Although prokaryotes have been extensively studied over the years, recent data have demonstrated that there are unexpected levels of complexity controlling gene expression in response to and adapting to changing environmental conditions. Quorum sensing is one regulatory system that has been identified in a number of Gram-negative bacteria. This is a cell density-dependent system for regulating gene expression. The basis of the system is that autoinducing signal molecules, such as acyl-homoserine lactones (AHLs) and PQS, are produced during bacterial growth. The concentration of these signal molecules increases with cell density and once a threshold concentration is reached, these molecules facilitate in activating expression of several target genes. These signal mediated regulatory systems control the expression of a host of secondary metabolites and pathogenicity and virulence traits, including biofilm formation, in a number of pathogenic bacteria. Furthermore, to establish successful colonisation of biological niches, bacteria need to coordinate the expression of stress response and virulence factors, since the environment in host cells is stressful for bacteria. Several global regulatory networks are involved in co-ordinating this response including two component Sensor / Regulator and Post-transcriptional regulatory systems.
In the BRC, the importance of signalling in regulating host-microbe interactions using the bacteria Pseudomonas aeruginosa and Pseudomonas fluorescens, which interact with humans and plants respectively, and the interactive processes that take place during infections of lung epithelial cells by P. aeruginosa are main areas of research interest. Functional Genomics, based on Genechip technology, and Proteomics, are being developed and exploited to provide new approaches for the identification of complete sets of genes and proteins involved in particular functions including quorum sensing, secondary metabolite regulation, membrane fluidity and signal-mediated responses (Fig. 2).
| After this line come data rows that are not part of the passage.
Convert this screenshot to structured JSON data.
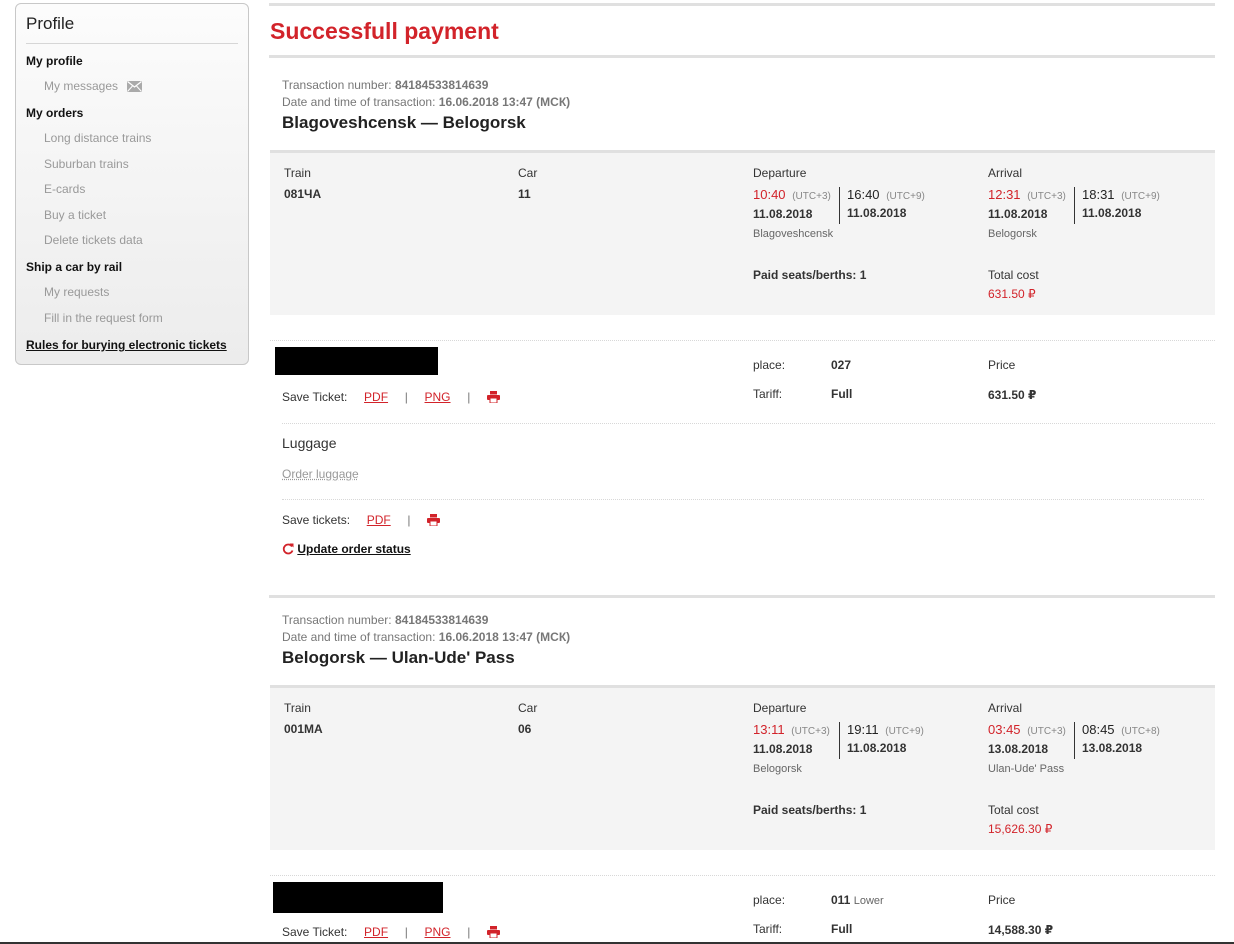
{
  "sidebar": {
    "title": "Profile",
    "my_profile": "My profile",
    "my_messages": "My messages",
    "my_orders": "My orders",
    "long_distance": "Long distance trains",
    "suburban": "Suburban trains",
    "ecards": "E-cards",
    "buy_ticket": "Buy a ticket",
    "delete_data": "Delete tickets data",
    "ship_car": "Ship a car by rail",
    "my_requests": "My requests",
    "fill_form": "Fill in the request form",
    "rules": "Rules for burying electronic tickets"
  },
  "page_title": "Successfull payment",
  "labels": {
    "tx_number": "Transaction number:",
    "tx_datetime": "Date and time of transaction:",
    "train": "Train",
    "car": "Car",
    "departure": "Departure",
    "arrival": "Arrival",
    "paid_seats": "Paid seats/berths: 1",
    "total_cost": "Total cost",
    "place": "place:",
    "tariff": "Tariff:",
    "price": "Price",
    "save_ticket": "Save Ticket:",
    "pdf": "PDF",
    "png": "PNG",
    "pipe": "|",
    "luggage": "Luggage",
    "order_luggage": "Order luggage",
    "save_tickets": "Save tickets:",
    "update_status": "Update order status"
  },
  "orders": [
    {
      "tx_number": "84184533814639",
      "tx_datetime": "16.06.2018 13:47 (МСК)",
      "route": "Blagoveshcensk — Belogorsk",
      "train": "081ЧА",
      "car": "11",
      "dep_time_local": "10:40",
      "dep_tz_local": "(UTC+3)",
      "dep_date_local": "11.08.2018",
      "dep_time_2": "16:40",
      "dep_tz_2": "(UTC+9)",
      "dep_date_2": "11.08.2018",
      "dep_city": "Blagoveshcensk",
      "arr_time_local": "12:31",
      "arr_tz_local": "(UTC+3)",
      "arr_date_local": "11.08.2018",
      "arr_time_2": "18:31",
      "arr_tz_2": "(UTC+9)",
      "arr_date_2": "11.08.2018",
      "arr_city": "Belogorsk",
      "total_cost": "631.50 ₽",
      "place": "027",
      "place_note": "",
      "tariff": "Full",
      "price": "631.50 ₽"
    },
    {
      "tx_number": "84184533814639",
      "tx_datetime": "16.06.2018 13:47 (МСК)",
      "route": "Belogorsk — Ulan-Ude' Pass",
      "train": "001МА",
      "car": "06",
      "dep_time_local": "13:11",
      "dep_tz_local": "(UTC+3)",
      "dep_date_local": "11.08.2018",
      "dep_time_2": "19:11",
      "dep_tz_2": "(UTC+9)",
      "dep_date_2": "11.08.2018",
      "dep_city": "Belogorsk",
      "arr_time_local": "03:45",
      "arr_tz_local": "(UTC+3)",
      "arr_date_local": "13.08.2018",
      "arr_time_2": "08:45",
      "arr_tz_2": "(UTC+8)",
      "arr_date_2": "13.08.2018",
      "arr_city": "Ulan-Ude' Pass",
      "total_cost": "15,626.30 ₽",
      "place": "011",
      "place_note": "Lower",
      "tariff": "Full",
      "price": "14,588.30 ₽"
    }
  ],
  "colors": {
    "accent": "#d2232a",
    "panel": "#f4f4f4",
    "muted": "#999999"
  }
}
One novel regulatory system that has been described in Pseudomonas species is post-transcriptional control mediated by the RsmA protein and its cognate regulatory RNAs, RsmZ & RsmY. RsmA is a global post-transcriptional regulator that modulates the translation of a number of mRNAs encoding proteins involved in secondary metabolite production and virulence. RsmA can be sequestered by the RsmZ/Y RNAs, which relieves the translational regulation. The RsmA/RsmZ/Y system is under the control of environmentally responsive two component regulators including GacA/GacS. Thus, there is a complex post-transcriptional regulatory network controlling expression of secondary metabolites and virulence. Part of our research in this area involves characterising this network in Pseudomonas species. Recent data links quorum sensing signalling and RsmA pathways with membrane integrity, type three secretion of effector toxins and antibiotic resistance, creating an exciting research theme exploring the interactions between these pathways.
More recently, this research has extended to investigating regulatory networks involved in membrane composition and the bacterial response to stressful environments. There is evidence to indicate that activation of stress responses during lung infections favours the persistence of this bacterium in the host’s environment. Our interest is to understand the correlation between bacterial pathogenesis and stress response pathways, using P. aeruginosa as a model organism.